Their uprising turned into a civil war after his regime moved to crush the protests in blood. In the fighting that followed Assad lost control of most of the country. And rival capitalist powers — Washington, Moscow, Ankara and Tehran — intervened to advance their own predatory interests. Islamic State and its oppressive military also made gains in both Syria and Iraq.
In 2015 Moscow intervened on behalf of its Syrian ally, mounting airstrikes alongside the intervention of militias organized by the rulers in Iran. These were decisive in shoring up Assad’s crumbling regime and his demoralized army. Over 400,000 people have been killed in the course of the civil war and over half the country’s population has been forced to flee their homes. Many escaped to opposition-held Idlib, hoping it would be safe, and that they could relaunch an offensive against Assad from there.
‘We hate the regime’
“We have a hatred against the regime and we won’t back down,” Naeem Uthman told the Wall Street Journal in Idlib Feb. 20. Uthman had fled there with his family in 2018, after government forces retook the suburb of eastern Ghouta in Damascus where they had lived and fought.
The Russian government intervened in Syria’s civil war to secure its political reach in the Middle East and maintain its only naval base on the Mediterranean Sea at Tartus. The rulers in Tehran have also extended the military bases they operate across Syria.
The Turkish government, which finances and backs some Syrian opposition forces, is a bitter foe of both Assad and the Kurds. Ankara deployed 5,000 troops to Idlib in early February to try and slow the Syrian regime’s advance. In the province of Aleppo its forces are preventing further progress by Assad’s forces and their allies, and in Idlib they provided cover artillery fire Feb. 20 to rebel attacks on Syrian government positions.
The Turkish rulers’ main motivation for intervening is their fear of the impact on Kurds in Turkey of the autonomous region Syrian Kurds have carved out just across the border. Some 30 million Kurds in the region have faced violent repression from the rulers of Iraq, Iran, Syria and Turkey whenever they have fought against the systematic denial of their national rights and sovereignty.

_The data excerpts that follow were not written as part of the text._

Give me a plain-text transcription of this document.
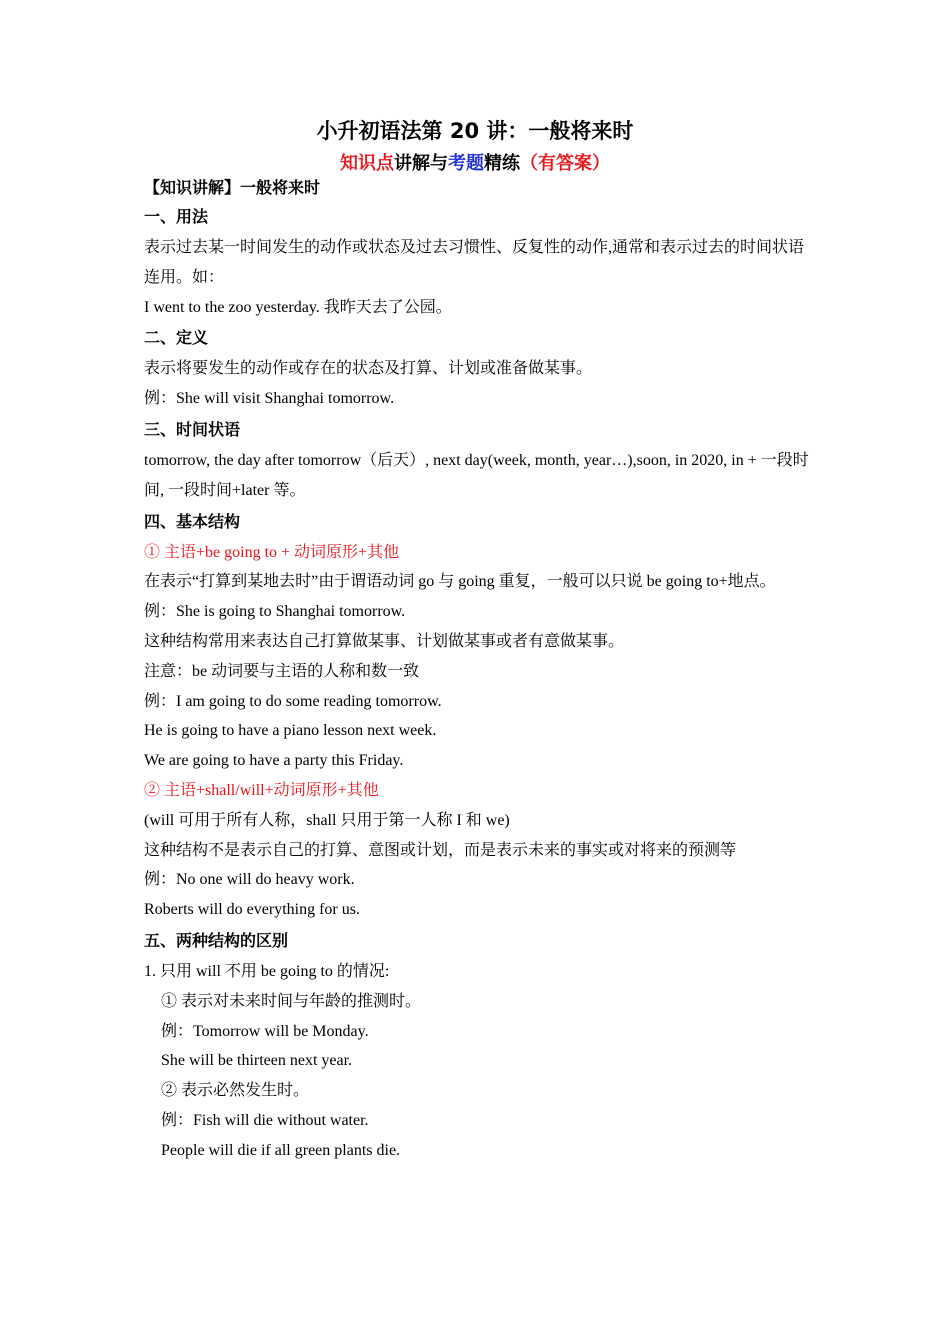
小升初语法第 20 讲：一般将来时
知识点讲解与考题精练（有答案）
【知识讲解】一般将来时
一、用法
表示过去某一时间发生的动作或状态及过去习惯性、反复性的动作,通常和表示过去的时间状语连用。如：
I went to the zoo yesterday. 我昨天去了公园。
二、定义
表示将要发生的动作或存在的状态及打算、计划或准备做某事。
例：She will visit Shanghai tomorrow.
三、时间状语
tomorrow, the day after tomorrow（后天）, next day(week, month, year…),soon, in 2020, in + 一段时间, 一段时间+later 等。
四、基本结构
① 主语+be going to + 动词原形+其他
在表示“打算到某地去时”由于谓语动词 go 与 going 重复，一般可以只说 be going to+地点。
例：She is going to Shanghai tomorrow.
这种结构常用来表达自己打算做某事、计划做某事或者有意做某事。
注意：be 动词要与主语的人称和数一致
例：I am going to do some reading tomorrow.
He is going to have a piano lesson next week.
We are going to have a party this Friday.
② 主语+shall/will+动词原形+其他
(will 可用于所有人称，shall 只用于第一人称 I 和 we)
这种结构不是表示自己的打算、意图或计划，而是表示未来的事实或对将来的预测等
例：No one will do heavy work.
Roberts will do everything for us.
五、两种结构的区别
1. 只用 will 不用 be going to 的情况:
① 表示对未来时间与年龄的推测时。
例：Tomorrow will be Monday.
She will be thirteen next year.
② 表示必然发生时。
例：Fish will die without water.
People will die if all green plants die.
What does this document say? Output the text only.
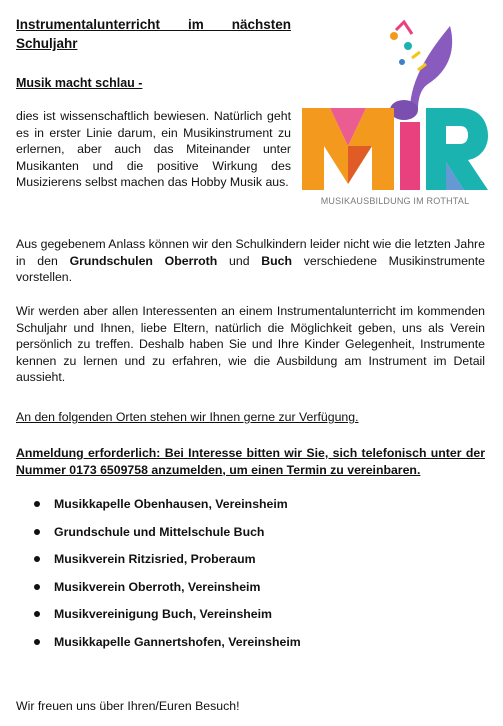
Instrumentalunterricht im nächsten
Schuljahr
Musik macht schlau -
dies ist wissenschaftlich bewiesen. Natürlich geht es in erster Linie darum, ein Musikinstrument zu erlernen, aber auch das Miteinander unter Musikanten und die positive Wirkung des Musizierens selbst machen das Hobby Musik aus.
MUSIKAUSBILDUNG IM ROTHTAL
Aus gegebenem Anlass können wir den Schulkindern leider nicht wie die letzten Jahre in den Grundschulen Oberroth und Buch verschiedene Musikinstrumente vorstellen.
Wir werden aber allen Interessenten an einem Instrumentalunterricht im kommenden Schuljahr und Ihnen, liebe Eltern, natürlich die Möglichkeit geben, uns als Verein persönlich zu treffen. Deshalb haben Sie und Ihre Kinder Gelegenheit, Instrumente kennen zu lernen und zu erfahren, wie die Ausbildung am Instrument im Detail aussieht.
An den folgenden Orten stehen wir Ihnen gerne zur Verfügung.
Anmeldung erforderlich: Bei Interesse bitten wir Sie, sich telefonisch unter der Nummer 0173 6509758 anzumelden, um einen Termin zu vereinbaren.
Musikkapelle Obenhausen, Vereinsheim
Grundschule und Mittelschule Buch
Musikverein Ritzisried, Proberaum
Musikverein Oberroth, Vereinsheim
Musikvereinigung Buch, Vereinsheim
Musikkapelle Gannertshofen, Vereinsheim
Wir freuen uns über Ihren/Euren Besuch!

Ankara pivots toward Washington
Turkish President Recep Tayyip Erdogan had tried to form a bloc with Moscow to enforce a cease fire in Syria to allow Ankara to focus on attacking the Kurds. But Moscow instead has used its air power to back Assad’s ongoing assaults. And now more and more Syrians are massed at the Turkish border.
Facing the prospect of intensifying attacks on its forces and allies in Idlib, the Turkish government turned to Washington and asked for a Patriot missile defense system to shield its troops. It also requests Washington conduct aerial patrols in airspace Ankara controls in areas neighboring Idlib as a show of support. The U.S. government, which wields by far the strongest air power of the rival forces vying for influence in Syria, has so far not responded publicly to these requests.
Washington wants to use the current conflict to drive a wedge between the Turkish government — its NATO “ally” — and Moscow. In his effort to get a bloc with Russian President Vladimir Putin, Erdogan had earlier spurned Washington’s offer of Patriot missiles, instead agreeing to deploy a Russian-made S-400 defense system inside Turkey.
The Syrian government and its backers retook southwestern parts of the country from rebels in 2018. But to free up troops for the Idlib offensive and to defend these positions from continued insurgent attacks, Assad is dependent on the armed forces of Hezbollah from Lebanon and other militias organized by the Iranian rulers. Both Hezbollah and Tehran are stepping up their recruitment from among the local population there, offering financial inducements to those joining their forces. And they are increasingly integrating their armed units into the Syrian state structure.